Partial instance reduction for noise elimination

Journal Article
, Mona Jamjoom, Khalil El Hindi . 2016
Magazine \ Newspaper: 
Pattern Recognition Letters
Volume Number: 
74
Pages: 
30-37
Publication Abstract: 

Real-world data are usually noisy, causing many machine-learning algorithms to overfit their data. Various Instance Reduction (IR) techniques have been proposed to filter out noisy instances and clean the data. This paper presents Partial Instance Reduction (PIR) or partial outlier elimination techniques. Unlike IR techniques, which eliminate all suspicious instances, PIR techniques partially eliminate a suspicious instance by eliminating some of its attribute values. If this fails to change the status of an instance from outlier to normal, the entire instance is eliminated.
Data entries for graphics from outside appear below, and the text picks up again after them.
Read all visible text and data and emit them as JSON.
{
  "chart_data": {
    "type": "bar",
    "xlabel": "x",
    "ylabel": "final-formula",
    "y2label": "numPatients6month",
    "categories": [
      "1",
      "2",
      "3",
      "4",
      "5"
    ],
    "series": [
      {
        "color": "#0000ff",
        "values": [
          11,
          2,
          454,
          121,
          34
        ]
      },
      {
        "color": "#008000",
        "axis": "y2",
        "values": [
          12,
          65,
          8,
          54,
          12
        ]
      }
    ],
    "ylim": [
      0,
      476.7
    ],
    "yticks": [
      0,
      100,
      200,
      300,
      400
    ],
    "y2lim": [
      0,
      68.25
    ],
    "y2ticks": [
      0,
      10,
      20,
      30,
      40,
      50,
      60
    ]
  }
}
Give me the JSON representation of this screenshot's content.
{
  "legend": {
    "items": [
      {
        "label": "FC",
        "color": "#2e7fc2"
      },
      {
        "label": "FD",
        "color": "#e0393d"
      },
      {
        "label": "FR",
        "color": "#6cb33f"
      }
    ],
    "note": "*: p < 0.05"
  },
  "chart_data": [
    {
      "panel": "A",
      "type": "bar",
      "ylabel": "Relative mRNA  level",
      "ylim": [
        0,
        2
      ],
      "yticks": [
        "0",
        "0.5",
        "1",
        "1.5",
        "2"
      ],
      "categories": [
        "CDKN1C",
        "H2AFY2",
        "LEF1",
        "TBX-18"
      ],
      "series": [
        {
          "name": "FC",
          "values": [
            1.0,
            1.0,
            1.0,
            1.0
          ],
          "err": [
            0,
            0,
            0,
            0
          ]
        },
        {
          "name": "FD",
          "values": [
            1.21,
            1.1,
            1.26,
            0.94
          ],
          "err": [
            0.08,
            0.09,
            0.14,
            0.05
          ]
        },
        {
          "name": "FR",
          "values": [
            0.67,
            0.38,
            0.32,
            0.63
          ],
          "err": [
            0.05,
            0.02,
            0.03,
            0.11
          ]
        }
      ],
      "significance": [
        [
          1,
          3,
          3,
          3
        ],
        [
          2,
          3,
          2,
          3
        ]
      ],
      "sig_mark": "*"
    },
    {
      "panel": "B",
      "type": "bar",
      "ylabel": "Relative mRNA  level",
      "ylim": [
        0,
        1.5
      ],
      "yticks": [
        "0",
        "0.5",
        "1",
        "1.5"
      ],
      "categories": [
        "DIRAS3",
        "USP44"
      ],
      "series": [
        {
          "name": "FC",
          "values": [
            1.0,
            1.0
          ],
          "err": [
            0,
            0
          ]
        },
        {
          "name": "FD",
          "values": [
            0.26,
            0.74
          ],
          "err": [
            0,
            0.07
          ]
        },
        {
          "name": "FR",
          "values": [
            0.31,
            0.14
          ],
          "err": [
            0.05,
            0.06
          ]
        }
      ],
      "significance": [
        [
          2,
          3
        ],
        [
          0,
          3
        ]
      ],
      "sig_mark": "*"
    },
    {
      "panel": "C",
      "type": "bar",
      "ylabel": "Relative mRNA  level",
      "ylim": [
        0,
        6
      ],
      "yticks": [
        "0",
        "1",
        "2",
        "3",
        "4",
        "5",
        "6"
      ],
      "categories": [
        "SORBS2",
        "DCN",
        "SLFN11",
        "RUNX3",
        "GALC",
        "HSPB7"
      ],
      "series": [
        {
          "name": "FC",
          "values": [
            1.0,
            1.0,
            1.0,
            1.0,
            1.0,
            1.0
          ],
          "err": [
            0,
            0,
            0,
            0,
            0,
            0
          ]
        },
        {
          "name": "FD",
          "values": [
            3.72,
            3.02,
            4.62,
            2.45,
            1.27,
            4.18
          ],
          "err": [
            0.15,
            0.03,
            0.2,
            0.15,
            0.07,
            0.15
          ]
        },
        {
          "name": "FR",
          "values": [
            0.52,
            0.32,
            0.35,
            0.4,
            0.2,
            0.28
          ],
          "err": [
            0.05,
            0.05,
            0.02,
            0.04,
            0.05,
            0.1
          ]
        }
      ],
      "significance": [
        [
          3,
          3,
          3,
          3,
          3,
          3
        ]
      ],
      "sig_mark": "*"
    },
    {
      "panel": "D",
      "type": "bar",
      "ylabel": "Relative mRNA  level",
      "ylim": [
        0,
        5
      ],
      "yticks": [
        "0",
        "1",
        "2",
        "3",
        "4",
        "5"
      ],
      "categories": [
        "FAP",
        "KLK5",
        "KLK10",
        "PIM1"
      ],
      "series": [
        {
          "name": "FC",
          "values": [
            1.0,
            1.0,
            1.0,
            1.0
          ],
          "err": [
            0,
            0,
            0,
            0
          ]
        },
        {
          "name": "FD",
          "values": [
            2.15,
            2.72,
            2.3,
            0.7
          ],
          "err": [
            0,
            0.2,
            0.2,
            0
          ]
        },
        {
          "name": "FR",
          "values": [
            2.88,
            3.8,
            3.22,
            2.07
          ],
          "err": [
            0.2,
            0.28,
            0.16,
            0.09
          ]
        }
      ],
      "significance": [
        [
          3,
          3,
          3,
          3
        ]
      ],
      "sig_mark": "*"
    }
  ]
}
The main advantage of partial elimination is that it allows us to retain significant parts of instances, which is particularly useful when the training data is scarce. This work compares PIR and IR techniques using 50 benchmark data sets, both with and without noise. Our empirical results show that PIR techniques significantly outperform the IR techniques on many benchmark datasets. Whereas IR techniques eliminate a large number of instances that are not outliers, PIR techniques manage to save parts of these instances that are useful for classification.